Scalable catalytic nanofiltration membranes for advanced water treatment

Abstract

Commercial nanofiltration and reverse osmosis membranes are inherently inefficient at removing small, neutral organic contaminants. In this study, we biomimetically designed a catalytic nanofiltration membrane that synergizes advanced oxidation with nanofiltration to achieve near-complete removal of contaminants, ranging from salts to small organic contaminants, addressing a key deficiency of nanofiltration and reverse osmosis membranes and marking a breakthrough in membrane technology.

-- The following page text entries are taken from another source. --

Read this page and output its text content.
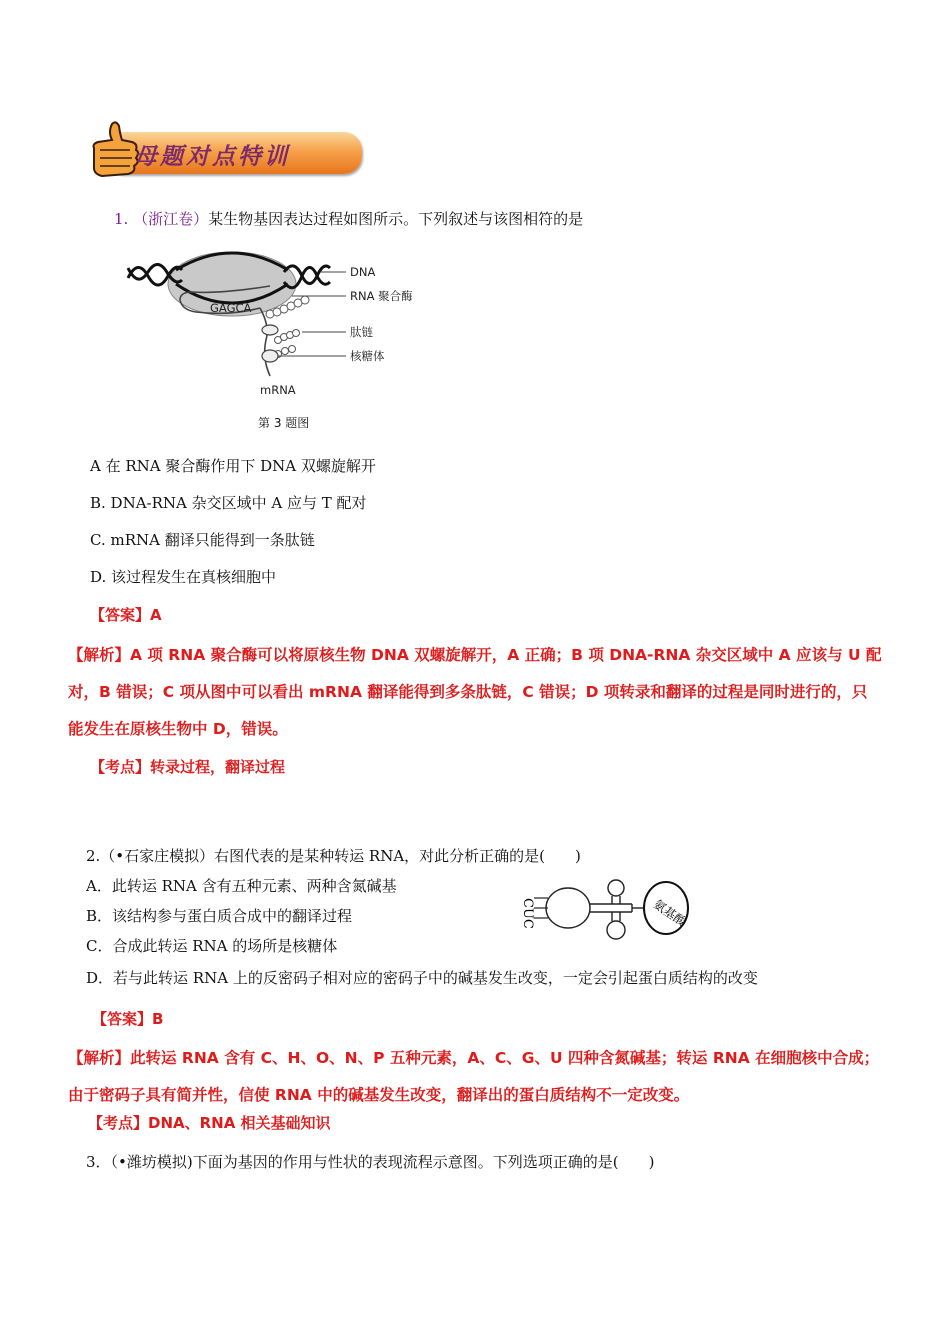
母题对点特训
1. （浙江卷）某生物基因表达过程如图所示。下列叙述与该图相符的是
GAGCA
DNA
RNA 聚合酶
肽链
核糖体
mRNA
第 3 题图
A 在 RNA 聚合酶作用下 DNA 双螺旋解开
B. DNA-RNA 杂交区域中 A 应与 T 配对
C. mRNA 翻译只能得到一条肽链
D. 该过程发生在真核细胞中
【答案】A
【解析】A 项 RNA 聚合酶可以将原核生物 DNA 双螺旋解开，A 正确；B 项 DNA-RNA 杂交区域中 A 应该与 U 配
对，B 错误；C 项从图中可以看出 mRNA 翻译能得到多条肽链，C 错误；D 项转录和翻译的过程是同时进行的，只
能发生在原核生物中 D，错误。
【考点】转录过程，翻译过程
2.（•石家庄模拟）右图代表的是某种转运 RNA，对此分析正确的是(　　)
A．此转运 RNA 含有五种元素、两种含氮碱基
B．该结构参与蛋白质合成中的翻译过程
C．合成此转运 RNA 的场所是核糖体
D．若与此转运 RNA 上的反密码子相对应的密码子中的碱基发生改变，一定会引起蛋白质结构的改变
CUC	氨基酸
【答案】B
【解析】此转运 RNA 含有 C、H、O、N、P 五种元素，A、C、G、U 四种含氮碱基；转运 RNA 在细胞核中合成；
由于密码子具有简并性，信使 RNA 中的碱基发生改变，翻译出的蛋白质结构不一定改变。
【考点】DNA、RNA 相关基础知识
3．（•潍坊模拟)下面为基因的作用与性状的表现流程示意图。下列选项正确的是(　　)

The developed catalytic nanofiltration membrane amplifies the rate of peroxymonosulfate activation reactions by enriching its concentration near the membrane surface by a factor of 6.9 through concentration polarization. Confinement of the catalyst within the nanometre-scale pores greatly enhances the reactivity of the catalyst. Furthermore, the small pore size (<1.2 nm) effectively rejects natural organic matter (NOM) and the salts formed during the catalytic processes, thereby minimizing the interference of NOM within the active layer and preventing secondary contamination from salts, minimizing their interference in oxidative contaminant transformation. The optimized catalytic nanofiltration membrane demonstrated exceptional contaminant removal efficiency, maintaining close to 100% efficiency over 500 hours of continuous cross-flow filtration, and its fabrication was scaled up to the industrial scale through a roll-to-roll process, highlighting its practical viability for real-world applications. A catalytic nanofiltration membrane achieves the simultaneous removal of salts and small, neutral organic pollutants via oxidant enrichment at the membrane surface and confinement of the catalyst within nanometre-scale pores.